All around the world, people are fighting to break free from the chains of poverty. Too many of them cannot express themselves or fully develop their gifts because they spend most of their time hacking away at the shackles of poverty. This is not a new problem, and in fact many attempts have been made to curb its growth.
In the year 2000, several world leaders came together at the United Nations to address some of the major problems affecting mankind. As a result of that meeting, eight goals were created that are today known as the millennium development goals, or MDGs. On the very top of the list was one major goal, to eradicate extreme poverty and hunger by 2015. I know what you are thinking—how can it be possible when 2015 is now just a few months away?
According to the United Nations, “The global poverty rate at $1.25 a day fell in 2010 to less than half the 1990 rate. 700 million fewer people lived in conditions of extreme poverty in 2010 than in 1990. However, at the global level 1.2 billion people are still living in extreme poverty.” Although huge strides have been made, I am sure that you will agree that 1.2 billion is still a lot of people. It is more than the combined population of the United States, Canada, and the European Union, with an additional 200+ million people on top of that.
Of those still living in poverty, the greatest percentage are in Sub-Saharan Africa. Sub-Saharan Africa is made up of the countries that lie south of the Sahara desert. I happen to have been born in one of those countries, Nigeria. It is a place where I still have a lot of family and friends. Like most of Africa, it is home to people of contrasting fortunes. On one end, there are those living in extreme poverty—and then there are the billionaires. An example is Aliko Dangote, who according to Forbes magazine’s 2014 ranking of the richest people on the planet is in the top 25 with an estimated net worth of $25 billion.
I have thought long and hard about what it would take for the average African to make the shift from poverty to financial independence. I have often wondered if such a thing was even possible. To put my thoughts in focus, I think about the people I knew growing up in Nigeria. I think about a friend whose husband suddenly passed away and is now left to raise three children all on her own. I think about another friend who struggled through college to obtain two degrees but for years has been unable to find a job.

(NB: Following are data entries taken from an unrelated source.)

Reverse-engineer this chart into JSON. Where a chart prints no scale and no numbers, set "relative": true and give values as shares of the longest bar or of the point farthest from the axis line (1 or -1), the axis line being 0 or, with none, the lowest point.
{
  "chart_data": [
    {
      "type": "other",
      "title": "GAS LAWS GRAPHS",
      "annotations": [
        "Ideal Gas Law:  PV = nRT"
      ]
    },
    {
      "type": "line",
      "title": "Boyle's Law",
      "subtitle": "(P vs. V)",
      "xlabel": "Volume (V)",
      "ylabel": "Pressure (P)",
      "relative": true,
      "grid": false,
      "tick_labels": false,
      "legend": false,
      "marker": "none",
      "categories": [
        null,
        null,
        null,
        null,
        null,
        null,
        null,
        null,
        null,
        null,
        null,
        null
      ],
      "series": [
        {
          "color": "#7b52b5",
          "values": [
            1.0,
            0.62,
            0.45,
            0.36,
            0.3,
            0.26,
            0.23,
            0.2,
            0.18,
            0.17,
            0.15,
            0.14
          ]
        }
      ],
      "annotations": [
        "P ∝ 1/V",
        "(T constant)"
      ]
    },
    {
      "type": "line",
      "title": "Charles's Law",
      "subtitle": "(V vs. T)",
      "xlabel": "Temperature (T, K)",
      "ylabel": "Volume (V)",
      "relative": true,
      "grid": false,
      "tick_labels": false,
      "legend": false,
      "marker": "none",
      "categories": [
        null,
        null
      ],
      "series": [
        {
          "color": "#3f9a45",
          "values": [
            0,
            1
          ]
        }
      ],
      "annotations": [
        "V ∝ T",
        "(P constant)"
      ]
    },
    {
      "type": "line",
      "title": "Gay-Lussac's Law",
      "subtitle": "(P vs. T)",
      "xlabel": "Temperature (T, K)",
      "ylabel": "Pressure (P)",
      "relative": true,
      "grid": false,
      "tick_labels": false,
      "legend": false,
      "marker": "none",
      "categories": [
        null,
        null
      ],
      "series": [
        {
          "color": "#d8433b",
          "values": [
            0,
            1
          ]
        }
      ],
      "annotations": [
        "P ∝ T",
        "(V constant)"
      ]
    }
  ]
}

I think about these people and others and ask myself, how would they best like to be helped? Is it through a monetary gift? Perhaps by giving them enough money to last them for a week? How long will any of this last before another need develops? A monetary gift might help them temporarily, but it would not be enough to sustain them throughout their life. What if there was a way that I could give them hope? What if there was a way that I could help them stand on their own two feet so they never have to rely on somebody else for money? What if it was possible to help them unleash the abilities that I know lie within them?
The solution, I believe, lies in some form of self-empowerment. I made a decision that whatever I did, it must meet at least three objectives. It should be easy to understand, easy to implement, and provide long-term solutions. So just how can this be achieved? I have several ideas, which leads me to my first initiative—providing a road map to act as a guide. My upcoming book, Wealth for All Africans: How Every African Can Live the Life of Their Dreams, was written with the goal to help every African develop his- or herself to the point of self-sufficiency.
Every year on July 18th, Nelson Mandela International Day, we are encouraged to devote 67 minutes to help others. It could be something that affects the life of one person, 100 people, or 1.7 billion people. You are encouraged to help wherever and however you can. Maybe you, too, have come across an area of great need. Perhaps you have even thought that the need was too big for you to handle. I want to encourage you to dig deep within yourself for answers. I believe there are powerful solutions that lie within you that the world needs. I will leave you with this quote from Nelson Mandela: “We can change the world and make it a better place. It is in your hands to make a difference.”
Now, let’s go out and make a difference.
“United Nations Millennium Development Goals.” UN News Center. UN, n.d. Web. 14 July 2014.
Kroll, Luisa, and Kerry A. Dolan. “Inside The 2014 Forbes Billionaires List: Facts And Figures.” Forbes. Forbes Magazine, 03 Mar. 2014. Web. 16 July 2014.